If you are still interested, the Ypsilon is available in 7 exterior colors – dew green, clay red, snow white, elegant blue, stone gray, and volcano black.
Since its debut at the Geneva Motor Show in 2011, the Ypsilon received two major facelifts in 2015 and in 2021, although Lancia applied numerous milder updates over the years with the latest introduced in 2023.
As with all cars, the Ypsilon was inevitably hit by inflation and the increased cost of raw materials, leading to a significant price bump compared to previous years. The list price for the entry-level Lancia Ypsilon Hybrid Oro is €17,650 ($18,897) which can drop to €15,950 ($17,078) if you order it online.
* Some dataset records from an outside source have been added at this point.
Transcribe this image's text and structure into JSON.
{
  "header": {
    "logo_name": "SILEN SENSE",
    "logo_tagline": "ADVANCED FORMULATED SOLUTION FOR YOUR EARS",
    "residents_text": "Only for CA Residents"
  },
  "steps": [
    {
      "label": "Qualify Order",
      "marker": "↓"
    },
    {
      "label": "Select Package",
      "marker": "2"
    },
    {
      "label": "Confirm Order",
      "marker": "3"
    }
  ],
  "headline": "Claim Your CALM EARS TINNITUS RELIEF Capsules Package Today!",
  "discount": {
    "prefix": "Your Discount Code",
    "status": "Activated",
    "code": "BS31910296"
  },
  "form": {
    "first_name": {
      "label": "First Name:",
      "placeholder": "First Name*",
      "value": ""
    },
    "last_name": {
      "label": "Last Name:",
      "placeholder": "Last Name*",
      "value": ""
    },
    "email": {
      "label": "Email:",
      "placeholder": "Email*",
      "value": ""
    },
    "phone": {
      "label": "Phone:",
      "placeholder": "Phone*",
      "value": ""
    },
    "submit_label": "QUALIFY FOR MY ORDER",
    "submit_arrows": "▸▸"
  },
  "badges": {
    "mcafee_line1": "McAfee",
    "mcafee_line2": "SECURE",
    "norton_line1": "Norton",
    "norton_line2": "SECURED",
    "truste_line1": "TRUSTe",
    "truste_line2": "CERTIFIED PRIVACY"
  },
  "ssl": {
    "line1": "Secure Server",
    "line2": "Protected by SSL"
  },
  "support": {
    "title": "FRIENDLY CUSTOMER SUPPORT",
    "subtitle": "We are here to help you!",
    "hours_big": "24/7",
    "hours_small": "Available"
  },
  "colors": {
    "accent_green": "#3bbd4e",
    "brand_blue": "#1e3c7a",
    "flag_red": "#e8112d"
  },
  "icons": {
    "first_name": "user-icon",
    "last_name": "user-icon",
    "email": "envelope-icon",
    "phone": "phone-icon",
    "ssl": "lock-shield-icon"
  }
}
The higher-spec Platino starts from €19,550 ($20,938) while the EcoChic LPG is priced at €20,900 ($22,383).
Despite being one of the oldest surviving models in the Italian market, the Lancia Ypsilon is still selling in big numbers, often getting the title of the best-seller in Italy. Overall, the four generations of the Lancia Ypsilon have sold over 4 million units since 1987.
As the current model inches closer to retirement, all eyes are on the all-new fifth generation that will debut in 2024 as the first production model of Lancia’s new era. The supermini will be available in both hybrid and fully electric forms based on Stellantis underpinnings and benefiting from much more advanced technology compared to its predecessor.